PutR is a transcriptional activator of putA and putR gene expression
The putR and putA genes of B. abortus 2308 are located on chromosome II and are designated bab2_0517 (also known as bab_rs28810) and bab2_0518 (also known as bab_rs28815) in the genome sequence, respectively (Fig. 3a). Since the regulatory aspects of the Put system vary across bacterial species, the ability of PutR to regulate putA in B. abortus was examined using β-galactosidase assays and quantitative RT-PCR (qRT-PCR). The putR–putA intergenic region was cloned into pMR15, a plasmid harbouring a promoterless lacZ cassette, to generate a putA-lacZ transcriptional fusion. The putA-lacZ plasmid was transformed into B. abortus 2308, ΔputR and ΔputR-RC, and the β-galactosidase activity from each stain was measured (Fig. 3b). The ΔputR deletion strain showed significantly lower levels of β-galactosidase activity compared to the parental strain 2308, and the ΔputR-RC strain exhibited similar levels of β-galactosidase activity to those observed in 2308, indicating that PutR is an activator of putA gene expression. To further examine the regulation of putA by PutR, qRT-PCR was conducted with RNA isolated from B. abortus 2308, ΔputR and Δ putR-RC grown to the late exponential phase in Brucella broth (Fig. 3c). This experiment confirmed the results of the putA-lacZ studies, as putA mRNA levels were significantly reduced in the ΔputR deletion strain, and genetic complementation of putR expression restored the levels of putA mRNA to wild-type quantities.
The autoregulatory nature of PutR in respect of putR gene expression was also assessed using a putR-lacZ gene fusion in B. abortus 2308, ΔputR and ΔputR-RC (Fig. 3d). It was observed that β-galactosidase activity from the putR-lacZ fusion was significantly reduced in the ΔputR strain compared to the parental strain 2308 and, importantly, reconstruction of the putR locus in the ΔputR strain restored β-galactosidase activity from the putR-lacZ fusion to the levels observed in the parental strain 2308. These results indicate that PutR autoregulates its own expression in a positive manner, and altogether these data demonstrate that PutR is a transcriptional activator of putA and putR gene expression in B. abortus 2308.

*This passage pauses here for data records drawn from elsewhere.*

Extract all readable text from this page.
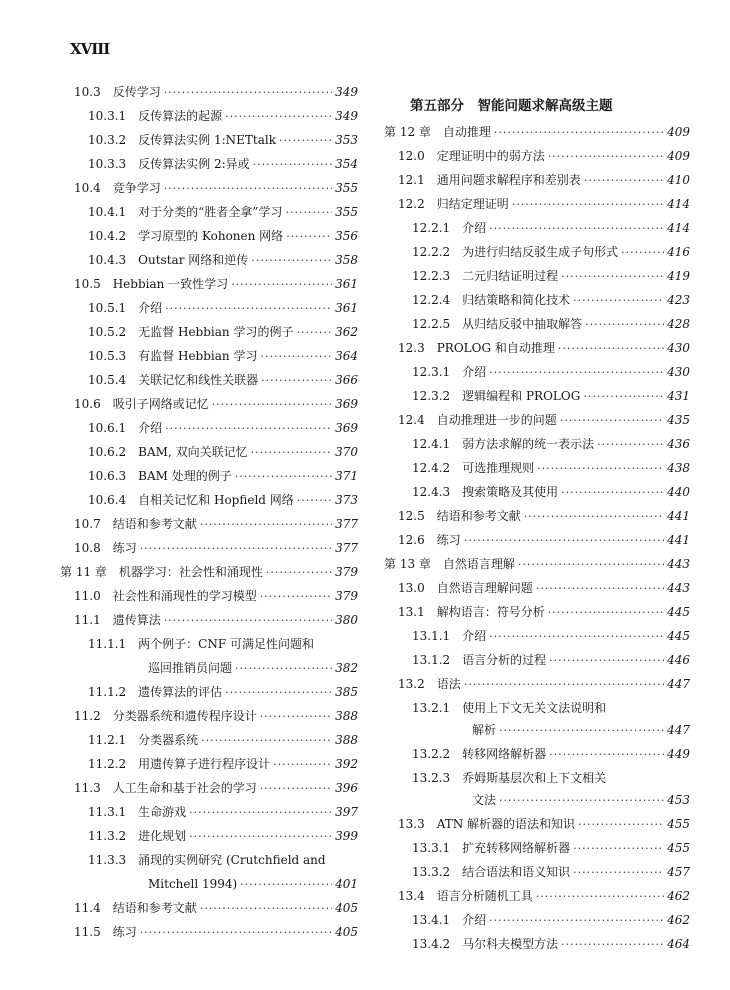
XVIII
第五部分　智能问题求解高级主题
10.3　反传学习 ·····	349
10.3.1　反传算法的起源 ·····	349
10.3.2　反传算法实例 1:NETtalk ·····	353
10.3.3　反传算法实例 2:异或 ·····	354
10.4　竞争学习 ·····	355
10.4.1　对于分类的“胜者全拿”学习 ·····	355
10.4.2　学习原型的 Kohonen 网络 ·····	356
10.4.3　Outstar 网络和逆传 ·····	358
10.5　Hebbian 一致性学习 ·····	361
10.5.1　介绍 ·····	361
10.5.2　无监督 Hebbian 学习的例子 ·····	362
10.5.3　有监督 Hebbian 学习 ·····	364
10.5.4　关联记忆和线性关联器 ·····	366
10.6　吸引子网络或记忆 ·····	369
10.6.1　介绍 ·····	369
10.6.2　BAM, 双向关联记忆 ·····	370
10.6.3　BAM 处理的例子 ·····	371
10.6.4　自相关记忆和 Hopfield 网络 ·····	373
10.7　结语和参考文献 ·····	377
10.8　练习 ·····	377
第 11 章　机器学习：社会性和涌现性 ·····	379
11.0　社会性和涌现性的学习模型 ·····	379
11.1　遗传算法 ·····	380
11.1.1　两个例子：CNF 可满足性问题和
巡回推销员问题 ·····	382
11.1.2　遗传算法的评估 ·····	385
11.2　分类器系统和遗传程序设计 ·····	388
11.2.1　分类器系统 ·····	388
11.2.2　用遗传算子进行程序设计 ·····	392
11.3　人工生命和基于社会的学习 ·····	396
11.3.1　生命游戏 ·····	397
11.3.2　进化规划 ·····	399
11.3.3　涌现的实例研究 (Crutchfield and
Mitchell 1994) ·····	401
11.4　结语和参考文献 ·····	405
11.5　练习 ·····	405
第 12 章　自动推理 ·····	409
12.0　定理证明中的弱方法 ·····	409
12.1　通用问题求解程序和差别表 ·····	410
12.2　归结定理证明 ·····	414
12.2.1　介绍 ·····	414
12.2.2　为进行归结反驳生成子句形式 ·····	416
12.2.3　二元归结证明过程 ·····	419
12.2.4　归结策略和简化技术 ·····	423
12.2.5　从归结反驳中抽取解答 ·····	428
12.3　PROLOG 和自动推理 ·····	430
12.3.1　介绍 ·····	430
12.3.2　逻辑编程和 PROLOG ·····	431
12.4　自动推理进一步的问题 ·····	435
12.4.1　弱方法求解的统一表示法 ·····	436
12.4.2　可选推理规则 ·····	438
12.4.3　搜索策略及其使用 ·····	440
12.5　结语和参考文献 ·····	441
12.6　练习 ·····	441
第 13 章　自然语言理解 ·····	443
13.0　自然语言理解问题 ·····	443
13.1　解构语言：符号分析 ·····	445
13.1.1　介绍 ·····	445
13.1.2　语言分析的过程 ·····	446
13.2　语法 ·····	447
13.2.1　使用上下文无关文法说明和
解析 ·····	447
13.2.2　转移网络解析器 ·····	449
13.2.3　乔姆斯基层次和上下文相关
文法 ·····	453
13.3　ATN 解析器的语法和知识 ·····	455
13.3.1　扩充转移网络解析器 ·····	455
13.3.2　结合语法和语义知识 ·····	457
13.4　语言分析随机工具 ·····	462
13.4.1　介绍 ·····	462
13.4.2　马尔科夫模型方法 ·····	464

PutR binds directly to the putR–putA intergenic region
Given that PutR was determined to be a transcriptional activator of putA expression (Fig. 3), we hypothesized that PutR binds directly to the DNA region encompassing the putA promoter, as PutR proteins in other bacteria have been demonstrated to bind directly to DNA to control gene expression [15, 16]. To test this hypothesis, a recombinant PutR (rPutR) protein was produced and purified from E. coli using affinity chromatography, and subsequently the rPutR protein was used in an EMSA with 32P-labelled DNA corresponding to the B. abortus putR–putA intergenic region (Fig. 4). The EMSAs demonstrated concentration-dependent binding of rPutR to the intergenic region and, importantly, interactions between rPutR and the putR–putA intergenic region were observed at nanomolar concentrations. To ensure the specificity of the rPutR–DNA interactions, competition experiments were performed where excess non-labelled putR–putA intergenic region DNA was added to some reactions, and non-labelled DNA from an unrelated promoter (i.e. abcR2 promoter) was included in other binding reactions. Overall, these experiments determined that PutR from B. abortus binds directly and specifically to the putR–putA intergenic region.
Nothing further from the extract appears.